To regulate and develop the foreign exchange market, expand high-level opening-up, protect the legitimate rights and interests of all parties, prevent related risks, and promote the foreign exchange market to better serve the real economy, the People’s Bank of China has revised the “Interim Regulations on the Administration of the Interbank Foreign Exchange Market” and issued the “Regulations on the Administration of the Interbank Foreign Exchange Market” (“Regulations”), which came into effect on 1 February 2026. 

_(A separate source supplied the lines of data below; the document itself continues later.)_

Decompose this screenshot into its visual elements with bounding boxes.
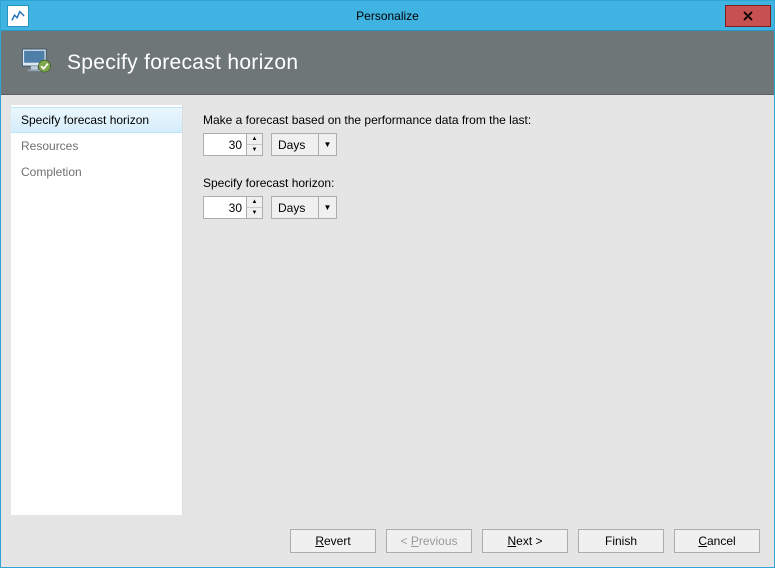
previous-button: < Previous xyxy=(386,529,472,553)
history-label: Make a forecast based on the performance… xyxy=(203,113,750,127)
history-field-group: Make a forecast based on the performance… xyxy=(203,113,750,156)
step-specify-horizon[interactable]: Specify forecast horizon xyxy=(11,107,182,133)
page-title: Specify forecast horizon xyxy=(67,51,298,75)
wizard-body: Specify forecast horizon Resources Compl… xyxy=(1,95,774,515)
horizon-label: Specify forecast horizon: xyxy=(203,176,750,190)
step-sidebar: Specify forecast horizon Resources Compl… xyxy=(11,105,183,515)
horizon-unit-dropdown[interactable]: Days ▼ xyxy=(271,196,337,219)
step-label: Resources xyxy=(21,139,78,153)
finish-button[interactable]: Finish xyxy=(578,529,664,553)
revert-button[interactable]: Revert xyxy=(290,529,376,553)
close-icon xyxy=(742,10,754,22)
history-spin-buttons: ▲ ▼ xyxy=(247,133,263,156)
chevron-down-icon: ▼ xyxy=(318,197,336,218)
horizon-spinner: ▲ ▼ xyxy=(203,196,263,219)
horizon-value-input[interactable] xyxy=(203,196,247,219)
app-icon xyxy=(7,5,29,27)
step-completion[interactable]: Completion xyxy=(11,159,182,185)
horizon-field-group: Specify forecast horizon: ▲ ▼ Days ▼ xyxy=(203,176,750,219)
step-label: Specify forecast horizon xyxy=(21,113,149,127)
wizard-window: Personalize Specify forecast horizon Spe… xyxy=(0,0,775,568)
history-unit-value: Days xyxy=(272,134,318,155)
horizon-spin-down[interactable]: ▼ xyxy=(247,208,262,218)
wizard-footer: Revert < Previous Next > Finish Cancel xyxy=(1,515,774,567)
content-pane: Make a forecast based on the performance… xyxy=(183,105,764,515)
close-button[interactable] xyxy=(725,5,771,27)
titlebar: Personalize xyxy=(1,1,774,31)
step-label: Completion xyxy=(21,165,82,179)
monitor-icon xyxy=(19,44,53,81)
history-unit-dropdown[interactable]: Days ▼ xyxy=(271,133,337,156)
step-resources[interactable]: Resources xyxy=(11,133,182,159)
history-spinner: ▲ ▼ xyxy=(203,133,263,156)
chevron-down-icon: ▼ xyxy=(318,134,336,155)
wizard-header: Specify forecast horizon xyxy=(1,31,774,95)
cancel-button[interactable]: Cancel xyxy=(674,529,760,553)
history-spin-down[interactable]: ▼ xyxy=(247,145,262,155)
window-title: Personalize xyxy=(1,9,774,23)
history-value-input[interactable] xyxy=(203,133,247,156)
horizon-spin-up[interactable]: ▲ xyxy=(247,197,262,208)
next-button[interactable]: Next > xyxy=(482,529,568,553)
history-spin-up[interactable]: ▲ xyxy=(247,134,262,145)
horizon-spin-buttons: ▲ ▼ xyxy=(247,196,263,219)
horizon-unit-value: Days xyxy=(272,197,318,218)
btn-text: evert xyxy=(324,534,351,548)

The key highlights of the Regulations include: 

  • strengthening the supervision of the interbank foreign exchange market by clarifying corresponding requirements in areas such as trading venues, qualification conditions, quotation standards, transaction clearing rules, information management, data services, and self-regulation, achieving full coverage of business supervision; 
  • maintaining the sound operation of the foreign exchange market by standardising the rights and obligations of interbank foreign exchange market infrastructure, domestic and foreign financial institutions, money brokerage companies, and financial information service providers, requiring adherence to the principles of openness, fairness, impartiality, and good faith, and protecting the legitimate rights and interests of market participants; and 
  • promoting the high-quality development of the interbank foreign exchange market by supporting foreign exchange market infrastructure to continuously enrich trading and clearing products, currencies, and methods according to market demand, and facilitating financial institutions to provide foreign exchange services to their clients. 

Going forward, the People’s Bank of China and the State Administration of Foreign Exchange will continue to improve the management of the interbank foreign exchange market, deepen the development of the foreign exchange market, and maintain the sound operation of the foreign exchange market.